Está más que claro que algo cambió en la conformación del público que va a la cancha. Antes había líos, claro. Pero las peleas eran contra los hinchas rivales, la policía o porque detectaban a un punga que debía ser expulsado de la tribuna. Antes, entre hinchas, lo peor que te podía pasar era que te pegaran una piña. Era diferente si te enfrentabas con la policía. Ahí si te podían matar. Ellos, los canas, tenían las armas; los hinchas, los puños.
Hay diferencias entre el antes y el ahora. En ambos casos la cancha era y es un lugar violento. Peleas entre hinchas de diferentes clubes o enfrentamientos con la autoridad era lo que caracterizaba aquellos años que fueron entre el 74 y el 94. Ahora la sensación es distinta. Los barras pelean entre ellos por apoderarse de los negocios. Los hinchas comunes de la popular se miran al espejo y despliegan su onanismo sin rubor. Y los plateítas parecen siempre estar al borde del infarto; enojadísimos con todo y con todos.

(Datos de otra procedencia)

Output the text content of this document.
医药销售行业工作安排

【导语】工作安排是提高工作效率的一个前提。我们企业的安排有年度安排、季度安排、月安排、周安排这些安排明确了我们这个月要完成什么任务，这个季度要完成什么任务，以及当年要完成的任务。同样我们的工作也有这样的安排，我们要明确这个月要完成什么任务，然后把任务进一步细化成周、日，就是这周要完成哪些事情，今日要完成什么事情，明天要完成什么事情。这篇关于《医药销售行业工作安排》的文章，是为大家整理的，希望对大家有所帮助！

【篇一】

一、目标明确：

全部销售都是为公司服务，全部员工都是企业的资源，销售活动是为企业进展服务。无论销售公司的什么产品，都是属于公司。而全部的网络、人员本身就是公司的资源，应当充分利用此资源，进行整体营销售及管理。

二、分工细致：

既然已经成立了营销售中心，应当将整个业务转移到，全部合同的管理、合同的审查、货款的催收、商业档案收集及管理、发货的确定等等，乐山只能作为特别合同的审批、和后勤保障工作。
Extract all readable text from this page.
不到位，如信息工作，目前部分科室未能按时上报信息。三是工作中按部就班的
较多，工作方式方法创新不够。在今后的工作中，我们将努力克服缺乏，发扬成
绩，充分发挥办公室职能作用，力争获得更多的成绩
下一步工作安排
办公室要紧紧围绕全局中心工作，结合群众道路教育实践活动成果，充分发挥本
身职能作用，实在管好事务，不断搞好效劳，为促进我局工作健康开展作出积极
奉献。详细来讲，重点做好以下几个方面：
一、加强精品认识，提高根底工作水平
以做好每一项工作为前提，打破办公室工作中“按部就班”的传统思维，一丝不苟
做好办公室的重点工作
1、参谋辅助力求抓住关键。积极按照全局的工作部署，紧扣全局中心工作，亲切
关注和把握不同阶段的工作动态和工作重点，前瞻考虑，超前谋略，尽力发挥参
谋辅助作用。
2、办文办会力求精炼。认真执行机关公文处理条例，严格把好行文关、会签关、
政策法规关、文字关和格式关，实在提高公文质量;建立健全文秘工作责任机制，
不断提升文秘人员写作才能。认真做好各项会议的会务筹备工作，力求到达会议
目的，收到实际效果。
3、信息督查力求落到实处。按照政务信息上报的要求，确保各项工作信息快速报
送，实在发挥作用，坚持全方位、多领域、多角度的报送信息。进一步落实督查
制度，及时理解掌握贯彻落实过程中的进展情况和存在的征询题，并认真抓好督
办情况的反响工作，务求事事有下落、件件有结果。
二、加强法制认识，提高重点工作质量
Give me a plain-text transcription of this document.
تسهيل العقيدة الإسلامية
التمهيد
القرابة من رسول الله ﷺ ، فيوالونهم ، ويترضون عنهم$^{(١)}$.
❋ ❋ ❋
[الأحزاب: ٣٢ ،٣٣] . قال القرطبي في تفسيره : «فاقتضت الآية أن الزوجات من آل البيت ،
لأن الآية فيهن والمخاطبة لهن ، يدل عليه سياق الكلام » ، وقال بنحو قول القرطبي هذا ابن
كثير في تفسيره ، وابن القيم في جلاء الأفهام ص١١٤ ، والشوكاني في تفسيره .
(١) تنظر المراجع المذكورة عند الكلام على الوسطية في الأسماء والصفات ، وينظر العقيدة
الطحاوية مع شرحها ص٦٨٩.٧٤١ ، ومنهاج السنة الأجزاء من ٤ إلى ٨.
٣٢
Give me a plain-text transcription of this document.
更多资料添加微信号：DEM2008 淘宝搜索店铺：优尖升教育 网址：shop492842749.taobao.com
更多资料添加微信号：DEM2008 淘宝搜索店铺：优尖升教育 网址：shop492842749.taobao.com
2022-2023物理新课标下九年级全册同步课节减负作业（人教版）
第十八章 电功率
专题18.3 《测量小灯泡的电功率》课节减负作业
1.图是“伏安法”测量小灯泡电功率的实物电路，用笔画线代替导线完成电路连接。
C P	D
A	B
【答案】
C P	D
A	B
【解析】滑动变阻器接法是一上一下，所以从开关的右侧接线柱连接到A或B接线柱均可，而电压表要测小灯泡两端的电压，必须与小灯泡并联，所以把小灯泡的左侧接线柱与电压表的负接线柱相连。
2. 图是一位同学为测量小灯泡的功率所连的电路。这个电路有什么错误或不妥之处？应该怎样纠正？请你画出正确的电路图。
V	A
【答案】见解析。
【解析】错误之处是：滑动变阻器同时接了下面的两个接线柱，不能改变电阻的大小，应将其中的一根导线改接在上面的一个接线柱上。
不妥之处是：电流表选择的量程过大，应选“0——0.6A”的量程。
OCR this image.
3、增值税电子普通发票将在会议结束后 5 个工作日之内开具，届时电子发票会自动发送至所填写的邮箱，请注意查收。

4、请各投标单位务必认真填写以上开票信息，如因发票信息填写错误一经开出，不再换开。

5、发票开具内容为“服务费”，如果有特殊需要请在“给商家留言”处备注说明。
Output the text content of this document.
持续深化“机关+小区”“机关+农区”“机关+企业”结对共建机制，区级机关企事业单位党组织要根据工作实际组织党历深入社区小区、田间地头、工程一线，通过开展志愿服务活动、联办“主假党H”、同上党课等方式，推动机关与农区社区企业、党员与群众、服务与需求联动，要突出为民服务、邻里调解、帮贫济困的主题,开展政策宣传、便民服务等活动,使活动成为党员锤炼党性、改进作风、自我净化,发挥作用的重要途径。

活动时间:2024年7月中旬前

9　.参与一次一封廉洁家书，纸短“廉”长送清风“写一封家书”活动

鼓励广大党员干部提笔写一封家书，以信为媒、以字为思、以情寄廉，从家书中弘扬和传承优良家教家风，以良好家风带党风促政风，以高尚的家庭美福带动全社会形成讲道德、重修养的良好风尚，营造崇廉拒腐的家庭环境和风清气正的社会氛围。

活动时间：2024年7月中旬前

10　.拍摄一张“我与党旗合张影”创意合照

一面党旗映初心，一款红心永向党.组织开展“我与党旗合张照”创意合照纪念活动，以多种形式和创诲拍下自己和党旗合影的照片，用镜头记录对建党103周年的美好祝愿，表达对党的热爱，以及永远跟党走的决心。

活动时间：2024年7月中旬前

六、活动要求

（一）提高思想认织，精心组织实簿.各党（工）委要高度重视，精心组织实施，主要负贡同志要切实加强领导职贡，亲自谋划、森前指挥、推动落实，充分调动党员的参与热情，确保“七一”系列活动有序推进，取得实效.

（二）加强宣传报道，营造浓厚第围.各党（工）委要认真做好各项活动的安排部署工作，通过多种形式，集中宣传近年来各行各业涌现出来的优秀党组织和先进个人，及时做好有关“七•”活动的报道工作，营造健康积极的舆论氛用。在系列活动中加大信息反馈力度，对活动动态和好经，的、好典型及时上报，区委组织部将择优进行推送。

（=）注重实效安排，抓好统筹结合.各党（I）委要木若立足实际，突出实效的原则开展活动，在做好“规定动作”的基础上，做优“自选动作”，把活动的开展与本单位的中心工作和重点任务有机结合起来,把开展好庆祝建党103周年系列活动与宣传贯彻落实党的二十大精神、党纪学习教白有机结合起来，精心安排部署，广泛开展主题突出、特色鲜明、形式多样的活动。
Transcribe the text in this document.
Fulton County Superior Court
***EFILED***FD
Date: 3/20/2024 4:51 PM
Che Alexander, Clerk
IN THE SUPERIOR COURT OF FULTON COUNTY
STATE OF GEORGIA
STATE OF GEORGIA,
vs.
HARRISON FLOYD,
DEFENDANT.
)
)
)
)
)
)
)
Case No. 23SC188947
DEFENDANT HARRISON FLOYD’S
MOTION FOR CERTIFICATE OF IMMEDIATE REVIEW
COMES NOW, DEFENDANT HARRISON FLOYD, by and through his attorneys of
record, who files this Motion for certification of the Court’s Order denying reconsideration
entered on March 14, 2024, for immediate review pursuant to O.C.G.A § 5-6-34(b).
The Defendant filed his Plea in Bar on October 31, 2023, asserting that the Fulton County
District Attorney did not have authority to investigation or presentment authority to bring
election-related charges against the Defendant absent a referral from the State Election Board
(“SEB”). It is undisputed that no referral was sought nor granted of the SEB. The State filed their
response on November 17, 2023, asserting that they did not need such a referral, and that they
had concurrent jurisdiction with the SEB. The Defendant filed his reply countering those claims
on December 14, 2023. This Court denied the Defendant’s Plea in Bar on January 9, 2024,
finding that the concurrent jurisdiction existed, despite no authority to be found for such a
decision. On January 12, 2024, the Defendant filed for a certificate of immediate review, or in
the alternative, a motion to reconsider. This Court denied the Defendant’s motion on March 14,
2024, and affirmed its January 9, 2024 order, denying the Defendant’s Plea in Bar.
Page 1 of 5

Me dirán que las generalizaciones son riesgosas. Y es verdad. Hay de todo en la viña del señor. No todos los que van a la cancha enloquecen por el simple hecho de estar en una tribuna o en una platea. Pero debo decir que esta versión de 2015 de la mayoría de los hinchas, de lo que se percibe en un alto porcentaje, se aproxima bastante a la idea de una granada con la espoleta falseada. Da la impresión de que está por explotar frente al estímulo más simple o banal.
Nadie pretende que el público que va a la cancha se comporte como el que concurre al Bafici. Los estadios siempre fueron el envase que contuvo pasiones descarriadas o gestos explícitos de violencia urbana. Desde 1900 para acá, no hubo año que no terminara con uno que otro escándalo, con muertes absurdas o con peleas descomunales. Pero una cosa es eso y otra muy diferente es naturalizar y aceptar el hecho de estar sentado sobre un polvorín. No tiene ningún sentido lógico que el simple hecho de ir a la cancha nos deba preparar para atravesar las mismas aventuras que Indiana Jones en sus tres películas.
Sí, ya sé, la lógica y el fútbol no son un buen maridaje. Pero eso antes estaba limitado al juego. Y no a la gente que, presuntamente, va a disfrutar de un espectáculo deportivo. ¿Qué nos pasó en el medio? Es una buena pregunta con múltiples respuesta, ninguna de ellas muy convincente. Puedo recurrir a la eterna teoría del liberalismo de los 70 para acá que nos degradó como sociedad hasta las profundidades. Aquel demoníaco culto al éxito que tantos daños colaterales sembró en dos generaciones de argentinos. Pero me resulta demasiado simple. Hay algo más. Debe haber algo más. Una razón recóndita. Escondida. Inexplorada.
O tal vez no. A lo mejor la única razón está en el autor de estas líneas. Estoy más viejo y me perdí algo en estos 20 años. Algo que no se aprende mirando televisión o leyendo libros y que sólo se explica en el terreno, en la calle, en el territorio. Tal vez el problema está en quién observa y no el observado. ¿Cambió la sociedad o cambió quien observa a la sociedad? O mejor dicho: ¿cambió la sociedad y quien la observa se quedó detenido en un tiempo que ya no volverá?
Sea como fuere, tengo pocas respuestas certeras. O ninguna. Tal vez las encuentre después de ir a la cancha otras tantísimas veces. Tal vez allí descubra cuál es el nuevo genoma del hincha argentino. O la falla en ese genoma.